Samsung Electronics, the world’s largest maker of memory chips, has begun shipping the world’s first 512Mb GDDR3 memory device to graphics card makers, as well as electronic game console manufacturers. The new Samsung device has at least twice the density of any graphics memory available today, enabling graphics cards with large frame-buffers of 512MB.
“With our new 512 megabit GDDR3 memory, we can provide sharply improved performance, reduced power consumption and more efficient space utilization for 512MB graphics cards,” said Mueez Deen, Director of Marketing, Graphics Memory, Samsung Semiconductor.
Currently there are no graphics cards with 512MB frame-buffer aimed at consumers. Only professional graphics cards, such as certain versions of NVIDIA Quadro or 3Dlabs’ products, sport 512MB frame-buffer. It is not clear whether it is enough cost-effective for graphics chips designers to vow for 512MB graphics cards, as GDDR3 memory currently used on high-end graphics products is pretty expensive.
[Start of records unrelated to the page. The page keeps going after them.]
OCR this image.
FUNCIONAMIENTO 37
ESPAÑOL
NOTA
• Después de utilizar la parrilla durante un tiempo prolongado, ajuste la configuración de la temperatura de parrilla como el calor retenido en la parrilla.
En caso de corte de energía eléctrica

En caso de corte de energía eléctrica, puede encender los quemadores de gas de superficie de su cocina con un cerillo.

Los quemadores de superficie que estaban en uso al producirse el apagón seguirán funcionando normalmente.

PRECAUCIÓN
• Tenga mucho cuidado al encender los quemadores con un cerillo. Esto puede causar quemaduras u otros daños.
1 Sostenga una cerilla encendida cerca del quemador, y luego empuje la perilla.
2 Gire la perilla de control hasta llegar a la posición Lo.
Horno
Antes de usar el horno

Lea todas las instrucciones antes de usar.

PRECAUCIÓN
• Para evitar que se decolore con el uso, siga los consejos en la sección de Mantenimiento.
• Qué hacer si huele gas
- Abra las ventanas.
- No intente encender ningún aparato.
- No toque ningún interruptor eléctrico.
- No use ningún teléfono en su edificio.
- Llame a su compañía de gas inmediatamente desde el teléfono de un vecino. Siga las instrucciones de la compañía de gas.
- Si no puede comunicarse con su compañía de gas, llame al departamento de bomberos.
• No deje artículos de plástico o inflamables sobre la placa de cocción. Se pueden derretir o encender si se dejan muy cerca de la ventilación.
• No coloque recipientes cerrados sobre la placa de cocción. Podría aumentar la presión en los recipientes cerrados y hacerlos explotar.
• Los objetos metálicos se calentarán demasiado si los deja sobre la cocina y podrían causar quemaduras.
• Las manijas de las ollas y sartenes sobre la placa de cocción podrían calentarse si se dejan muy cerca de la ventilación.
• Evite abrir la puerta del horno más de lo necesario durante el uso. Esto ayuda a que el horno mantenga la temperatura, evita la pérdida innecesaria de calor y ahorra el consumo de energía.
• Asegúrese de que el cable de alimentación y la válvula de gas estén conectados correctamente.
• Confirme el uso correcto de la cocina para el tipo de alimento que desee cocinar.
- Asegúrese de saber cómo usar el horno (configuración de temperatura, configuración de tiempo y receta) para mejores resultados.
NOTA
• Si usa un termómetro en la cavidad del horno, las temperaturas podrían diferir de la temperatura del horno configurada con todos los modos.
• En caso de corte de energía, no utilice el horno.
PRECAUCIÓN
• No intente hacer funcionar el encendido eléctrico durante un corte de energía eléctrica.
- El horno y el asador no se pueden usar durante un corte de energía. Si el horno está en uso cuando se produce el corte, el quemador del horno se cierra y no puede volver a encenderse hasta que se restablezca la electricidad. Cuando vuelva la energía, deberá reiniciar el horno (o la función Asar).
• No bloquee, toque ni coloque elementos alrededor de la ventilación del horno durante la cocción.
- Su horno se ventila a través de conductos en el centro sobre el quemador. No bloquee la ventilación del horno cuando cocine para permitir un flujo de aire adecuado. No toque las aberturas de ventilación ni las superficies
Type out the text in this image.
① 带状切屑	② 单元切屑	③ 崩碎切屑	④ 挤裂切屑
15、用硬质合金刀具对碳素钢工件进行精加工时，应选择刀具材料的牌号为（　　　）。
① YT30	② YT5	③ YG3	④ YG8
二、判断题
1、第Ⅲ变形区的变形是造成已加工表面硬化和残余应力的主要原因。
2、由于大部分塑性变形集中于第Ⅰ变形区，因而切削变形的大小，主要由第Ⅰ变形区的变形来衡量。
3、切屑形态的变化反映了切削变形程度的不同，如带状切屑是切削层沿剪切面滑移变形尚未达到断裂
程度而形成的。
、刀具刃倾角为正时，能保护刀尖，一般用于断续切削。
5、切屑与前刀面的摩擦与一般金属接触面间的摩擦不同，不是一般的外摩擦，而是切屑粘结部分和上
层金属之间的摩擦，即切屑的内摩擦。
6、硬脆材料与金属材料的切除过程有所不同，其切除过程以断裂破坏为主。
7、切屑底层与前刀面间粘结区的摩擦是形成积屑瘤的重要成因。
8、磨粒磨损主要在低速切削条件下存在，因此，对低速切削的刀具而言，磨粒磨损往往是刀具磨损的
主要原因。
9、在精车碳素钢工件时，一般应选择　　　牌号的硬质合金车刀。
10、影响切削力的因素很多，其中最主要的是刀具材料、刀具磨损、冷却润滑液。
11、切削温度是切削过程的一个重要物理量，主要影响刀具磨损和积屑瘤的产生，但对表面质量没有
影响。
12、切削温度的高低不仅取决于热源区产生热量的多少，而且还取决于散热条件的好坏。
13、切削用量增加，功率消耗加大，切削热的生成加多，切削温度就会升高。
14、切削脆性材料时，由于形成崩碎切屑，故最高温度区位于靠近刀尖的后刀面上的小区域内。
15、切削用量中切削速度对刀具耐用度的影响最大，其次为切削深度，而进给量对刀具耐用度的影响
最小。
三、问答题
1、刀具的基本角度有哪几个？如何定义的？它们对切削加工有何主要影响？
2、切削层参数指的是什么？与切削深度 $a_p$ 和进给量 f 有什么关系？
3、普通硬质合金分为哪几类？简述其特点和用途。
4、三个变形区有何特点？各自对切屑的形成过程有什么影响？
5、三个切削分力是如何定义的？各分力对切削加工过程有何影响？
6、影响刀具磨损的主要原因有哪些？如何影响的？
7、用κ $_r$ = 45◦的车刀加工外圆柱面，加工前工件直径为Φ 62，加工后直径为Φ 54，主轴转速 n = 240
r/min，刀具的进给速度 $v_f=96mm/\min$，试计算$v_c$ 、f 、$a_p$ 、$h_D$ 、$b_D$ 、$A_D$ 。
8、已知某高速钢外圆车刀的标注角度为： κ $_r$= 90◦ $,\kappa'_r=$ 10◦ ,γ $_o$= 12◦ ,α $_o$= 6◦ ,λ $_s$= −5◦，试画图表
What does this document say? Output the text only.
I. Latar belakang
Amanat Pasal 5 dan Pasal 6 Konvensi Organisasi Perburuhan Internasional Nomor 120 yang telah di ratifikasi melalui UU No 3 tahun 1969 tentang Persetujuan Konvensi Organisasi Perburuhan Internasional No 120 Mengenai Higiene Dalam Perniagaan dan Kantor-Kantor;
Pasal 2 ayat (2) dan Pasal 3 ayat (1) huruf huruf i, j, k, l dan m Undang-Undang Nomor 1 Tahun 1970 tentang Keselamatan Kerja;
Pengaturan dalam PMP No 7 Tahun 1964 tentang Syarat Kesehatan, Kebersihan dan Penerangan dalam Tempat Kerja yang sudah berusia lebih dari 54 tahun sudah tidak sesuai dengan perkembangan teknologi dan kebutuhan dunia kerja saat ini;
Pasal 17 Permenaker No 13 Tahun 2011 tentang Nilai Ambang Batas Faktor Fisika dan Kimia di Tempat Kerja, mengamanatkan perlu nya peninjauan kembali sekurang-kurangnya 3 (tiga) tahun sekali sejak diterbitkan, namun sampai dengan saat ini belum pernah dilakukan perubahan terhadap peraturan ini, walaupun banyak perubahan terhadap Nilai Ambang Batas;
Leading developers of graphics processors, such as NVIDIA Corp. and ATI Technologies, usually tend to double the amount of on-board memory on high-end graphics products every 12 to 18 months. More on-board memory allows graphics cards to store more textures near the graphics chip, which in some cases improves performance, as the processor does not have to pump the data it needs from system memory via AGP or PCI Express bus. However, the first generation of graphics cards that feature doubled amount of memory compared to predecessors usually do not make much use of this advantage because contemporary games are developed with lower amount of graphics memory in mind, while the future titles require visual processing units with higher computing power.
The first graphics cards with 256MB of memory for consumers were released in mid-2003 along with the GeForce FX 5900 Ultra and RADEON 9800 PRO 256MB products. Currently even entry-level offerings feature 256MB of relatively slow memory. Besides technology-related reasons to put more memory onboard, there is a marketing reason for that – a lot of end-users tend to get graphics card with more graphics random access memory hoping to get higher speed.
A recently released NVIDIA ForceWare driver already supports graphics cards with 512MB of onboard memory.
Market analysts predict that the 2005 graphics DRAM market will be 30% higher than this year’s figure, reaching close to $1.47 billion. The Samsung 512Mb GDDR3, the first JEDEC-standard GDDR3 to operate at up to 1.6Gbps (or 1.60GHz), is faster than any other graphics memory on the market, Samsung said.
In November 2003, Samsung introduced 256Mb GDDR3 memory and holds the largest share of the market for graphics memory embedded in high-end graphics cards, the company claimed.
Mass production of the 512Mb GDDR3 will begin early next year.